This workshop is intended for researchers who have experience in analyzing data that comfortably fits in memory but are interested in scaling up to bigger than memory datasets. The following topics will be covered: measuring performance and memory usage; sampling and split-apply-combine strategy; data type optimization; efficient storage with parquet; simple parallelization; introduction to Dask. Participants interested in following along will be provided with an example dataset and instructions on setting up a programming environment. All workshop materials will be publicly available in this GitHub repository. A prerequisite exercise should give you an idea of expected prior knowledge of Python and pandas.
If you are new to Python, I recommend reading about Jupyter and pandas. This book shows how to use Jupyter notebooks for teaching and learning, and QuantEcon lectures use Python for economics and finance and are also a good resource for beginners.
This workshop has been conducted by Anton Babkin at:
- Department of Agricultural and Resource Economics, University of Connecticut, January 27 and February 3, 2021
- Department of Agricultural and Applied Economics, University of Wisconsin-Madison, February 3 and 9, 2021
- 2021 Data Science Research Bazaar, University of Wisconsin-Madison, February 10, 2021
You need a running Jupyter server in order to work with workshop notebooks. The easiest way is to launch a free cloud instance in Binder. A more difficult (but potentially more reliable) alternative is to create conda Python environment on your local computer.
Click this link to launch a new Binder instance and connect to it from your browser, then open and run the setup notebook to test the environment and download data. Normal launch time is under 30 seconds, but it might take longer if the repository has been recently updated, because Binder will need to rebuild the environment from scratch.

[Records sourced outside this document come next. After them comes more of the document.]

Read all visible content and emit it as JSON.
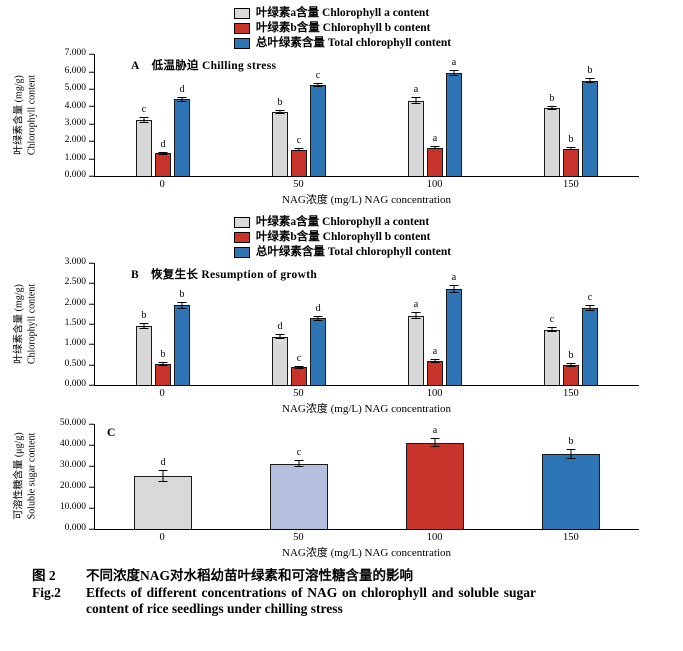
{
  "caption": {
    "cn_label": "图 2",
    "cn_text": "不同浓度NAG对水稻幼苗叶绿素和可溶性糖含量的影响",
    "en_label": "Fig.2",
    "en_text": "Effects of different concentrations of NAG on chlorophyll and soluble sugar content of rice seedlings under chilling stress"
  },
  "chart_data": [
    {
      "type": "bar",
      "panel_letter": "A",
      "panel_title": "低温胁迫 Chilling stress",
      "show_legend": true,
      "ylabel_cn": "叶绿素含量 (mg/g)",
      "ylabel_en": "Chlorophyll content",
      "xlabel": "NAG浓度 (mg/L) NAG concentration",
      "ylim": [
        0,
        7
      ],
      "ytick_step": 1,
      "categories": [
        "0",
        "50",
        "100",
        "150"
      ],
      "series": [
        {
          "name": "叶绿素a含量 Chlorophyll a content",
          "color": "#d9d9d9",
          "values": [
            3.2,
            3.65,
            4.3,
            3.9
          ],
          "errors": [
            0.15,
            0.12,
            0.2,
            0.12
          ],
          "sig_labels": [
            "c",
            "b",
            "a",
            "b"
          ]
        },
        {
          "name": "叶绿素b含量 Chlorophyll b content",
          "color": "#c8342b",
          "values": [
            1.3,
            1.5,
            1.62,
            1.55
          ],
          "errors": [
            0.08,
            0.1,
            0.1,
            0.08
          ],
          "sig_labels": [
            "d",
            "c",
            "a",
            "b"
          ]
        },
        {
          "name": "总叶绿素含量 Total chlorophyll content",
          "color": "#2e75b6",
          "values": [
            4.4,
            5.2,
            5.9,
            5.45
          ],
          "errors": [
            0.15,
            0.12,
            0.15,
            0.15
          ],
          "sig_labels": [
            "d",
            "c",
            "a",
            "b"
          ]
        }
      ]
    },
    {
      "type": "bar",
      "panel_letter": "B",
      "panel_title": "恢复生长 Resumption of growth",
      "show_legend": true,
      "ylabel_cn": "叶绿素含量 (mg/g)",
      "ylabel_en": "Chlorophyll content",
      "xlabel": "NAG浓度 (mg/L) NAG concentration",
      "ylim": [
        0,
        3
      ],
      "ytick_step": 0.5,
      "categories": [
        "0",
        "50",
        "100",
        "150"
      ],
      "series": [
        {
          "name": "叶绿素a含量 Chlorophyll a content",
          "color": "#d9d9d9",
          "values": [
            1.45,
            1.18,
            1.7,
            1.35
          ],
          "errors": [
            0.07,
            0.06,
            0.08,
            0.06
          ],
          "sig_labels": [
            "b",
            "d",
            "a",
            "c"
          ]
        },
        {
          "name": "叶绿素b含量 Chlorophyll b content",
          "color": "#c8342b",
          "values": [
            0.5,
            0.43,
            0.58,
            0.48
          ],
          "errors": [
            0.05,
            0.04,
            0.05,
            0.04
          ],
          "sig_labels": [
            "b",
            "c",
            "a",
            "b"
          ]
        },
        {
          "name": "总叶绿素含量 Total chlorophyll content",
          "color": "#2e75b6",
          "values": [
            1.95,
            1.63,
            2.35,
            1.88
          ],
          "errors": [
            0.08,
            0.07,
            0.1,
            0.07
          ],
          "sig_labels": [
            "b",
            "d",
            "a",
            "c"
          ]
        }
      ]
    },
    {
      "type": "bar",
      "panel_letter": "C",
      "panel_title": "",
      "show_legend": false,
      "ylabel_cn": "可溶性糖含量 (μg/g)",
      "ylabel_en": "Soluble sugar content",
      "xlabel": "NAG浓度 (mg/L) NAG concentration",
      "ylim": [
        0,
        50
      ],
      "ytick_step": 10,
      "categories": [
        "0",
        "50",
        "100",
        "150"
      ],
      "series": [
        {
          "name": "可溶性糖含量 Soluble sugar content",
          "colors": [
            "#d9d9d9",
            "#b4c0dd",
            "#c8342b",
            "#2e75b6"
          ],
          "values": [
            25,
            31,
            41,
            35.5
          ],
          "errors": [
            3,
            1.8,
            2,
            2.3
          ],
          "sig_labels": [
            "d",
            "c",
            "a",
            "b"
          ]
        }
      ]
    }
  ]
}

Notice that Binder platform provides computational resources for free, and so limitations are in place and availability can not be guaranteed. Read here about usage policy and available resources.
This method requires some experience or readiness to read documentation. As reward, you will have persistent environment under your control that does not depend on cloud service availability. This is also a typical way to set up Python for data work.
-
Download and install miniconda (Python 3), following instructions for your operating system.
-
Open terminal (Anaconda Prompt on Windows) and clone this repository in a folder of your choice (
git clone https://github.com/antonbabkin/ds-bazaar-workshop.git
). Alternatively, download and unpack repository code as ZIP. -
In the terminal, navigate to the repository folder and create new conda environment. Environment specification will be read from the
environment.yml
file, all required packages will be downloaded and installed.
cd ds-bazaar-workshop
conda env create -f binder/environment.yml
- Activate the environment and start JupyterLab server. This will start a new Jupyter server and open Jupyter interface in browser window.
conda activate ds-bazaar-workshop
jupyter lab
- In Jupyter, open and run the setup notebook to test the environment and download data.
Run cells of the setup notebook to download data into your environment.
The core dataset used in examples is a synthetic fake, generated from annual historical snapshops of InfoGroup data. InfoGroup is a proprietary database of all businesses in the US, available to University of Wisconsin researchers.
Synthetic version (SynIG) provides a subset of core variables and was generated from the original data using a combination of random fake data, modeling, random sampling, record shuffling and noise infusion to protect original data confidentiality. It has the same format and some resemblance of the original (eg. cross-sectional distribution of establishments and employment across states and sectors) and is suitable for educational purposes or methodology development, but can not be used for analysis of actual businesses. Generation is described and performed in this notebook.
Project code is licensed under the MIT license.
The content and provided data are licensed under the Creative Commons Attribution 4.0 International license.